July 5, 2011 |  7:14 am

After the coffee. Before figuring out what I'll listen to while Dan Patrick's off shooting another Adam Sandler movie.

The Skinny: Hope everyone had a nice long weekend. For those headed off to Sun Valley and Herb Allen's annual conference of media bigwigs, be nice to the poor reporters hanging around looking for scoops. But don't feed them. Otherwise they'll never go away.

Transformative box office. The latest "Transformers" movie set off fireworks around the world, taking in $116.4 million for the holiday weekend in the U.S. and an additional $217 million around the globe. "Transformers" blew away the other two new releases as "Larry Crowne," the romantic comedy starring Tom Hanks and Julia Roberts, took in only $15.6 million and teen romance "Monte Carlo" managed only $8.8 million. Among the returning movies, "Cars 2" and "Bad Teacher" were still solid. Box-office analysis from the Los Angeles Times, Deadline Hollywood and Movie City News.
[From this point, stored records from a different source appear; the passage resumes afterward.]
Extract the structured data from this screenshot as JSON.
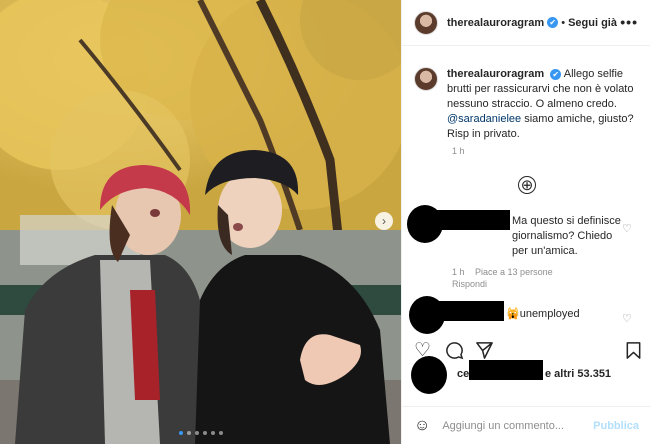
{
  "post": {
    "username": "therealauroragram",
    "verified_icon": "✔",
    "separator": "•",
    "follow_label": "Segui già",
    "more_icon": "•••"
  },
  "caption": {
    "username": "therealauroragram",
    "text_before": "Allego selfie brutti per rassicurarvi che non è volato nessuno straccio. O almeno credo. ",
    "mention": "@saradanielee",
    "text_after": " siamo amiche, giusto? Risp in privato.",
    "time": "1 h"
  },
  "load_more_icon": "⊕",
  "comments": [
    {
      "text": "Ma questo si definisce giornalismo? Chiedo per un'amica.",
      "time": "1 h",
      "likes": "Piace a 13 persone",
      "reply": "Rispondi"
    },
    {
      "emoji": "🙀",
      "text": "unemployed"
    }
  ],
  "likes": {
    "prefix": "ce",
    "suffix": "e altri 53.351"
  },
  "comment_bar": {
    "placeholder": "Aggiungi un commento...",
    "publish_label": "Pubblica"
  },
  "carousel": {
    "next_icon": "›",
    "count": 6,
    "active": 0
  },
  "colors": {
    "accent": "#3897f0",
    "publish_disabled": "#b2dffc",
    "muted": "#8e8e8e"
  }
}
No laughing matter. Comedy doesn't pay as well as it used to for big movie stars. Besides the usual issue of U.S. comedies often not translating well overseas, the genre has been particularly hard hit by the softening DVD business. "Because of the weakening DVD market, even when we love the material it doesn't make sense for us to make a creatively risky or daring comedy for much more than $25 million," Columbia Pictures President Doug Belgrad told the Los Angeles Times. Remember when movies were made because executives believed in them creatively and not because of how they would play 10,000 miles away from here?

ESPN's serve. Another staple of broadcast television is headed exclusively to cable. This time around it's Wimbledon, which is on the verge of moving from Comcast Corp.'s NBC to Walt Disney's ESPN, according to Sports Business Journal. NBC's current deal expired at the end of the tournament and cost about $13 million. ESPN wanted Wimbledon in part to beef up its already potent lineup of sports, in anticipation of Comcast putting more money into its sports channel, Versus. For tennis fans, the move may be welcome, because unlike NBC, ESPN is not expected to show matches on a delayed basis. ESPN is expected to announce the contract Monday.

Mogul mating season. Investment bank Allen & Co.'s annual gathering of media and technology bigwigs kicks off today in Sun Valley, Idaho. As usual, top executives from around the U.S. will take over the resort town and attend panels, listen to world leaders, ride bikes and go rafting. The media will be there too, trying to track their every move and to practice their lip-reading skills. I'd love for TMZ to find a way to infiltrate this thing. A preview from the Wall Street Journal.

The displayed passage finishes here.